Há sempre uma guerra de narrativas quando ocorrem manifestações de rua no país, sejam aquelas ensejadas pela direita, seja aquelas ensejadas pela esquerda. A esquerda manteve a hegemonia das ruas durante décadas no país, mas, principalmente a partir de 2013, começou a perder terreno, no bojo das mobilizações que começaram com um simples protesto me razão do aumento do bilhete de passagem do transporte coletivo. O jogo se manteve assim durante um bom tempo, com avenidas, praças e praias conhecidas enfeitadas de verde e amarelo, as cores adotadas pelo bolsonarismo. Ontem, 21, no entanto, o cenário começou a mudar. Convocadas para protestar contra a PEC da Blindagem e contra o PL da Anistia, as manifestações organizadas por partidos, artistas e movimentos de esquerda conseguiram mobilizar uma quantidade expressiva de pessoas neste domingo.
É preciso analisar, neste caso, aqueles ingredientes a mais - e não estamos aqui falando de Gil, Paulinho da Viola, Caetano Veloso ou Chico Buarque - que possam ter suscitado na população o desejo de se posicionarem contra algumas dessas excrescências ou propostas indecentes que estão circulando nos corredores da capital federal, traduzidas por seus articuladores como um movimento de pacificação do país. Em si, a pacificação é bem-vinda. O país não suporta tanta indisposição entre os Três Poderes da República, uma tendência que parece recrudescer cada vez mais.
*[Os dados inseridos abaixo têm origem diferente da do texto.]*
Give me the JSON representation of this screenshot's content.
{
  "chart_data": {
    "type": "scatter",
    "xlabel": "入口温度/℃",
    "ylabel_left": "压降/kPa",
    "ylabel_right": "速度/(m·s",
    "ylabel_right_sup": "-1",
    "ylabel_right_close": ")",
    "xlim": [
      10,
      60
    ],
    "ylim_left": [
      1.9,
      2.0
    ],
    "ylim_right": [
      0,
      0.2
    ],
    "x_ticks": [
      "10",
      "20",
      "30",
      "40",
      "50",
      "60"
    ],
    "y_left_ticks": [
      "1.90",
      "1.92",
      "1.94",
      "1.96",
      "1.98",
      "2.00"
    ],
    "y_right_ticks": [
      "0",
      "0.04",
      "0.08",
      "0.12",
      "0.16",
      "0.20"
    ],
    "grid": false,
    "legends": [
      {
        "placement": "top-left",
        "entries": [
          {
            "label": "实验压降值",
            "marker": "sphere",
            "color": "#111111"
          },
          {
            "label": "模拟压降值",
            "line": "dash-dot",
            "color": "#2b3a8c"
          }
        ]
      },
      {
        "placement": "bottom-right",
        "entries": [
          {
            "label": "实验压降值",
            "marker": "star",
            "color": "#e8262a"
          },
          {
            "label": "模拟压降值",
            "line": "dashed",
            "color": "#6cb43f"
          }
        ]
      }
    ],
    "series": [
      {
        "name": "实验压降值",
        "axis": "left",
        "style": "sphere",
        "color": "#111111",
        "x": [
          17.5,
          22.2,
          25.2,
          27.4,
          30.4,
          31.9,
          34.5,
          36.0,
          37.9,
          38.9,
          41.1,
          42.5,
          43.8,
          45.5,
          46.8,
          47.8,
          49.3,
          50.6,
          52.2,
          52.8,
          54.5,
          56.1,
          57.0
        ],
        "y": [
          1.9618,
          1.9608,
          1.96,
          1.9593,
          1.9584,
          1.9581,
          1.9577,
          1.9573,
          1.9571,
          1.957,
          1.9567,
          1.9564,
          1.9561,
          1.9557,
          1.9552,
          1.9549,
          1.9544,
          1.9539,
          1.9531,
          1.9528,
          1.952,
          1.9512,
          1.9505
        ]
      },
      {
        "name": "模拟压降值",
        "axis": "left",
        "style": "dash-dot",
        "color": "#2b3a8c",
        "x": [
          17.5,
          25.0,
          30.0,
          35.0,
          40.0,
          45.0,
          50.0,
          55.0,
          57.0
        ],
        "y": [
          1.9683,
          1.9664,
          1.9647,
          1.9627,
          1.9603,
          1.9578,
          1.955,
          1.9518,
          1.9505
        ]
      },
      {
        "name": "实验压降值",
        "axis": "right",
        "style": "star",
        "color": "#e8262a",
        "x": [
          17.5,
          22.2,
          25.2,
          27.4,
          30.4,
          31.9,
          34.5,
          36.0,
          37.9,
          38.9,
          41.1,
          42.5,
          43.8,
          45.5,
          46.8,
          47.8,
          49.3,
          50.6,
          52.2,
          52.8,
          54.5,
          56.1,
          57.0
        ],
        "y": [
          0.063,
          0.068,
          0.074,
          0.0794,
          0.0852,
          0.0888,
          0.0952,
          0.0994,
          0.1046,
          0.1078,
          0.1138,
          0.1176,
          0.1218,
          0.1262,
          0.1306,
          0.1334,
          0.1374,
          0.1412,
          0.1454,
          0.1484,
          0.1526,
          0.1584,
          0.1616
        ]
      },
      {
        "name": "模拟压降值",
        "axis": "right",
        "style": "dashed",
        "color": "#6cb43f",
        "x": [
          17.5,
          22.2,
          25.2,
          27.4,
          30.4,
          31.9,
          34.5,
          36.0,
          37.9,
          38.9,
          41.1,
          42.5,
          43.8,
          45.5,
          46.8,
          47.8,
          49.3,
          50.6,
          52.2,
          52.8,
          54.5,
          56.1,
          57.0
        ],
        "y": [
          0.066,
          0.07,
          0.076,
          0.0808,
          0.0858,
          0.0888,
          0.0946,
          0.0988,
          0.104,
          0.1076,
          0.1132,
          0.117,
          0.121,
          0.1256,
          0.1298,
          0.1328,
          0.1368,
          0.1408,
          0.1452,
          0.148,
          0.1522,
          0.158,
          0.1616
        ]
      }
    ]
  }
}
Possivelmente, no entanto, o caminho não seria dando tapinhas nas costas de golpistas ou abrindo as porteiras para as farras de ilicitudes, algo que já ocorre sob vigilância ostensiva. Imaginem os senhores uma licenciosidade generalizada.
Já existe um sentimento de arrependimento entre os políticos que votaram a favor da PEC da Blindagem na Câmara dos Deputados. A tendência é que tal PEC não seja referendada quando apreciada pelo Senado Federal. O senador Alessandro Vieira(MDB-SE), relator da mesma, já antecipou que se posicionará contrário à sua aprovação, o que não se constitui nenhuma surpresa quando consideramos a sua agenda de atuação como homem público. Alessandro Vieira foi delegado de polícia e deve saber muito bem o que significa para os mal- intencionados essas brechas ou afrouxamentos da legislação. Se os gatunos do erário já agem à revelia da lei, imaginem diante dessas licenciosidades.